I'm sure I could take her to a more experienced groomer, but I have not liked the ones I've met in my area -- I find them too rough and cold with the dogs (Casey is very timid and I don't want to traumatize her for future groomings).

I guess I am looking for the right words/instructions for her current groomer, without insulting him -- he is so nice!


----------



## pjewel (Apr 11, 2007)

Perhaps if you were to say something like "I brought you some photos of what I'd like the haircut to look like. I know, with so few havanese around it's hard to get their specific look without some help. I so appreciate your kindness in making Casey so comfortable with the process."


----------



## Alexa (Jun 17, 2007)

I agree...search for the threads on here that show lots of grooming examples and take a few pictures with you of cuts that you really like and want to see on your dog. It's so much easier to show than to explain


----------



## MaddiesMom (Apr 1, 2007)

Yes, take pictures in. Tell her what you like or don't like about each one. If you can find one you really like, tell her that's exactly what you want. There are no guarantees, but it really helps the groomer. Here's the thread where many have posted pictures of their puppy cuts: http://havaneseforum.com/showthread.php?t=625&highlight=puppy+cuts


----------



## HavaneseSoon (Nov 4, 2008)

The thread on Puppy cuts was wonderful! I gathered a lot of pictures I loved. When I get my pup trimmed or I do it myself, I will be going for the shaggy dog look.


----------



## marjrc (Jan 13, 2007)

Yup, what Jeanne said. :biggrin1: 

Don't be shy and make sure the groomer acknowledges your requests!


----------



## Redorr (Feb 2, 2008)

It helps to be very specific if there are areas that he didn't understand before. Mostly that would be: the hair on her face (shaved inbetween eyes, or growing long?), the butt (coverage or showing?), the ears (Short, long, trimmed to a shape?), the overall face shape and how short to cut the beard(Long or Wide?) and feet (trimmed or shaggy?) If you looked at every dog on this forum you would find a different combination of these items. So how can you expect a groomer who is not familiar with the breed or your dog, to understand? Take pictures with you and maybe list these areas. And be grateful that you have found a gentle groomer who wants to do well and doesn't traumatize Casey. The hair will always grow back. 

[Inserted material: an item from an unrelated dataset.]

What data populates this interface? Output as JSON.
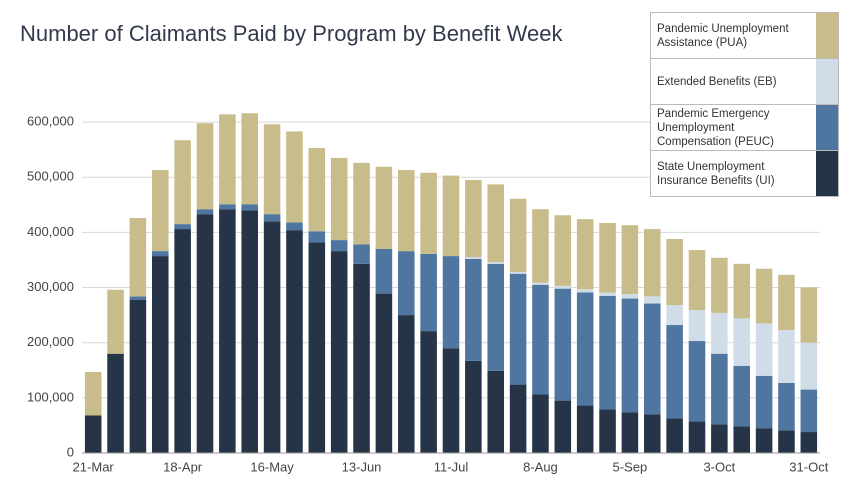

Oh, one other thing --- based on some recent posts --- tell the groomer in advance that you understand accidents happen. Should they clip a nail too short, shave too close, puncture the skin, you need to be told so you can keep any eye on things afterward. And ask afterward if you should be aware of anything they saw or that may have happened during the grooming. 

Good Luck!


----------



## ama0722 (Nov 28, 2006)

I would white lie. Take in a picture of what you want or verbaly tell him you met another Hav that had the most adorable hair cut and you would love to see your baby with a similar style. That way you aren't pointing to what you don't like rather you are focusing on what you did like. I have a groomer friend and she says the worst thing is when people don't tell her or they just say "puppy cut" since what your Hav's hair looks like at 3, 6, 9 months is very different.


----------